Autophagy is a catabolic process whereby cytoplasmic components are degraded within lysosomes, allowing cells to maintain energy homeostasis during nutrient depletion. Several studies reported that the CDK inhibitor p27^Kip1 promotes starvation-induced autophagy by an unknown mechanism. Here we find that p27 controls autophagy via an mTORC1-dependent mechanism in amino acid-deprived cells. During prolonged starvation, a fraction of p27 is recruited to lysosomes, where it interacts with LAMTOR1, a component of the Ragulator complex required for mTORC1 activation. Binding of p27 to LAMTOR1 prevents Ragulator assembly and mTORC1 activation, promoting autophagy. Conversely, p27^−/− cells exhibit elevated mTORC1 signalling as well as impaired lysosomal activity and autophagy. This is associated with cytoplasmic sequestration of TFEB, preventing induction of the lysosomal genes required for lysosome function. LAMTOR1 silencing or mTOR inhibition restores autophagy and induces apoptosis in p27^−/− cells. Together, these results reveal a direct coordinated regulation between the cell cycle and cell growth machineries.

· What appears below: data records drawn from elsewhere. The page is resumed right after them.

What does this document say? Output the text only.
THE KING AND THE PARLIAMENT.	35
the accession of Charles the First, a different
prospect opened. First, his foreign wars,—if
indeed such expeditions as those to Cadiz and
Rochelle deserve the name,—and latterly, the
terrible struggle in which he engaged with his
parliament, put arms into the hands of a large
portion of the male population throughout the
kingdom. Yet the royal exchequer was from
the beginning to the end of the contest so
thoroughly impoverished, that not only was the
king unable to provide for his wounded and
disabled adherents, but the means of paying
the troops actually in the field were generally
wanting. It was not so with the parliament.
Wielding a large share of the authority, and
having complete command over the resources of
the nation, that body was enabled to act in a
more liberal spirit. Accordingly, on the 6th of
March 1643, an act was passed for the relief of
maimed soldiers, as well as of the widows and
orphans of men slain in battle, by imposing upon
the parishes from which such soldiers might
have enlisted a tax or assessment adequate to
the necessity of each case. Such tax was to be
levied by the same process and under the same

自噬是一种分解代谢过程，细胞质成分在溶酶体内降解，使细胞在营养耗尽期间保持能量稳态。几项研究报告说，CDK 抑制剂 p27 ^Kip1通过未知机制促进饥饿诱导的自噬。在这里，我们发现 p27 通过氨基酸剥夺细胞中的 mTORC1 依赖性机制控制自噬。在长期饥饿期间，一部分 p27 被募集到溶酶体中，在那里它与 LAMTOR1 相互作用，LAMTOR1 是 mTORC1 激活所需的 Ragulator 复合物的一个组成部分。p27 与 LAMTOR1 的结合可防止 Ragulator 组装和 mTORC1 激活，从而促进自噬。相反，p27 ^-/-细胞表现出升高的 mTORC1 信号以及受损的溶酶体活性和自噬。这与 TFEB 的细胞质隔离有关，阻止诱导溶酶体功能所需的溶酶体基因。LAMTOR1 沉默或 mTOR 抑制可恢复自噬并诱导 p27 ^-/-细胞凋亡。总之，这些结果揭示了细胞周期和细胞生长机制之间的直接协调调节。